Let us clear the table and get at the meat of this project: the dendrogram. I picked a multitude of books from authors living and writing during the mid 1800s to the early 1900s. I chose five books from Mark Twain: The Adventures of Huckleberry Finn, The Adventures of Tom Sawyer, The Innocents Abroad, Roughing It, and The Tragedy of Pudd’nhead Wilson. I chose two books from Alexandre Dumas: The Three Musketeers and The Count of Monte Cristo. The other three books were all from different authors: Kate Chopin’s The Awakening and Selected Short Fiction, Herman Melville’s Moby Dick, and Nathanial Hawthorne’s The Scarlet Letter. I chose the Dumas books to see if they would match (out of pure curiosity). I am a huge fan of Mark Twain, so I couldn’t help picking more of his books; and the chance to see if the man with the finest ear for regional dialects written, having a wide variance within a dendrogram was too good to pass up. Kate Chopin’s book had a similar dialectal pattern so I wanted to see where she fell when compared to Mark Twain.
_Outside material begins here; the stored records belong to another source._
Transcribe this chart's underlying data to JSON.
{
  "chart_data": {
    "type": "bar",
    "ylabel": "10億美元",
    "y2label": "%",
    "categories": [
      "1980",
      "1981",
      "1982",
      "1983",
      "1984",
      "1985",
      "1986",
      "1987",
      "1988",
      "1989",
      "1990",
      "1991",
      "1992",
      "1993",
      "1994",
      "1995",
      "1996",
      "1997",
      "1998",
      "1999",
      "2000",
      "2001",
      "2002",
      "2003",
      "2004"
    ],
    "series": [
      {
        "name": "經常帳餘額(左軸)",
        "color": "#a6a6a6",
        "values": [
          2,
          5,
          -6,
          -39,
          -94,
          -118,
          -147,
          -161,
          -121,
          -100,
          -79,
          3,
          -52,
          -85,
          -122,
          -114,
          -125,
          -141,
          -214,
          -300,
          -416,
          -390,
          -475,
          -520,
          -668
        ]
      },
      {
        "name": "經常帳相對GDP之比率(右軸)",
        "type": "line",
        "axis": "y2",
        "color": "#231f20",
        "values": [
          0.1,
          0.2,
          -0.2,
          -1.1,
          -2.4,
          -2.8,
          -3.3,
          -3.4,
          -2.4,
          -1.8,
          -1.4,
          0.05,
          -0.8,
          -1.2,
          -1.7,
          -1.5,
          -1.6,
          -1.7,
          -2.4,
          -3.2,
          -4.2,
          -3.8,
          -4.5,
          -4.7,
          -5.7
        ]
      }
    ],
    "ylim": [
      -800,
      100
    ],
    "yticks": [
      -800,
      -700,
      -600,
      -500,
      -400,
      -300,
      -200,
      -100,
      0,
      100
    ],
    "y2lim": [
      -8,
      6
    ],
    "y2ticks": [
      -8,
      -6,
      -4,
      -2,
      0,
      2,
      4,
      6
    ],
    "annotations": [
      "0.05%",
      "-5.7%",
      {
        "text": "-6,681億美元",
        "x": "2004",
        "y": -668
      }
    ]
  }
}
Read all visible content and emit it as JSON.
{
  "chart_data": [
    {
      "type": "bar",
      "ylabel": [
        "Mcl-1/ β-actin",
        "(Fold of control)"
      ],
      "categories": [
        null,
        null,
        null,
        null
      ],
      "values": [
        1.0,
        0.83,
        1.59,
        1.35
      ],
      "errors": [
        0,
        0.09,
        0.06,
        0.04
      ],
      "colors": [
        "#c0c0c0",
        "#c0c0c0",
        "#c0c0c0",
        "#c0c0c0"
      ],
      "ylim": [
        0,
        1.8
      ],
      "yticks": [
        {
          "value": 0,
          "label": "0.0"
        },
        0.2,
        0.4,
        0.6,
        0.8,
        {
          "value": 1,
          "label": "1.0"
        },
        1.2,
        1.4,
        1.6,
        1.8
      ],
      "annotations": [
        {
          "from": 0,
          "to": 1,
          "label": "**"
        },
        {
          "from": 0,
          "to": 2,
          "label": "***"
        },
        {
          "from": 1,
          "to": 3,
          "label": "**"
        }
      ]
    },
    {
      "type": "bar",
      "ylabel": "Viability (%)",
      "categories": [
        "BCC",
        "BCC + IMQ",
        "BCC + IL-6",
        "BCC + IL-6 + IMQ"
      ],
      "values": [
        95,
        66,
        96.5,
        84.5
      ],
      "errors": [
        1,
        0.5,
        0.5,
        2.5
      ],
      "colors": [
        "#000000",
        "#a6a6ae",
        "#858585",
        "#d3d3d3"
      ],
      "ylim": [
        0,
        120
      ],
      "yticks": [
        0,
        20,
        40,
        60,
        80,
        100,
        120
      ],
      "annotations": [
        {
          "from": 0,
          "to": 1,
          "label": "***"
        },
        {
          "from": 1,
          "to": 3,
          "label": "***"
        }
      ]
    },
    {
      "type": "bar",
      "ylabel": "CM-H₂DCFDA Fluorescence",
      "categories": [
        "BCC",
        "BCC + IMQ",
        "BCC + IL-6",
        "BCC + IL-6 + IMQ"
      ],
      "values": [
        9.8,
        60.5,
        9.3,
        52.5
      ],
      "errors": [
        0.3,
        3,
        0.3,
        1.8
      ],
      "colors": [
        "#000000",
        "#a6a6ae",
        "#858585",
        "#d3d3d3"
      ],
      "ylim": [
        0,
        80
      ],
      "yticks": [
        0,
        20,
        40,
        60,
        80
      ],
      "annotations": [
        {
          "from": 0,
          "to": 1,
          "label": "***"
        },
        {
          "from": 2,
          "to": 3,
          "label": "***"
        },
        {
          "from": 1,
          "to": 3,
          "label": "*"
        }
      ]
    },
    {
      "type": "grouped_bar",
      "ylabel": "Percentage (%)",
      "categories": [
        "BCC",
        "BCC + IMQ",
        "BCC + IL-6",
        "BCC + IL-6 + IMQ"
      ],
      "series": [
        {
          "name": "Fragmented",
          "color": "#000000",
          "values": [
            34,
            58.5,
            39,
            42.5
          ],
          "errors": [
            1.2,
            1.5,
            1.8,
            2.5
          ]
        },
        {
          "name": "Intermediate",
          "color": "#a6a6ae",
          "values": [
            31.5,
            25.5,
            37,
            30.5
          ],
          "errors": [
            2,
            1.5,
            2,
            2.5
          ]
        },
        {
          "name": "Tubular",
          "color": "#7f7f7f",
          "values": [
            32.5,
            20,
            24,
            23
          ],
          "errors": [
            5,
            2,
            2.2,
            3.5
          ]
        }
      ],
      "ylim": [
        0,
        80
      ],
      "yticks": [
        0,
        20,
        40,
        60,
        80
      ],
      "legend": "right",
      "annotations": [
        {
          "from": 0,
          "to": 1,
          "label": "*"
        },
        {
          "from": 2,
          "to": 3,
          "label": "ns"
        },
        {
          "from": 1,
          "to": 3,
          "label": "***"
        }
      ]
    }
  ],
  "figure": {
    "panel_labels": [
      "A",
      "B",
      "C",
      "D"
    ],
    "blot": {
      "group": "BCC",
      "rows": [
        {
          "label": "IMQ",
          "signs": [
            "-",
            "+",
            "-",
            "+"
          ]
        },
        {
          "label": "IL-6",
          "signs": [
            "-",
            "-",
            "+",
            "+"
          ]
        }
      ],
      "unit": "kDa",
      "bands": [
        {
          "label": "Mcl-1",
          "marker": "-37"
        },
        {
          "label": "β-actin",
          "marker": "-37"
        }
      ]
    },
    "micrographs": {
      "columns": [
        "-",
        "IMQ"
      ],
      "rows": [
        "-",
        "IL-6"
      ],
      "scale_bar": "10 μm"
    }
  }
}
Melville and Hawthorne were great friends at one point and did what amounted to modern-day workshops on their writings, so I was again curious to see if they would be similar in word usage, even though Moby Dick is ten times the length of The Scarlet Letter.
I won’t go into the how-to of getting a dendrogram. But I think it is at least note worthy to talk about the results. I’ll abbreviate the titles to make this brief. Huck Finn and Awakening are simplicifolious (out there on their own) just as I thought they would be. Dumas is by himself and Twain’s Puddn’Head and Tom Sawyer are set for a clade of Mississippi River dialect. Twain’s other two novels were written mainly in his voice and it makes sense that they form their own clade as well. I am surprised and delighted to see Moby Dick and The Scarlet Letter in their own clade as well, maybe not proving I was right, but it gives me a warm and fuzzy feeling that two friends at least paired up in this dendrogram. This was a fun experiment that immediately showed a usefulness that would lead to some fruitful research later on down the road. I have attached a picture of this amazing dendrogram (clicking on the picture enlarges to show a much better view). For me, this shows how much fun there can be had, while still advancing academia, even if it is a slow and careful descent into the Lexomic waters.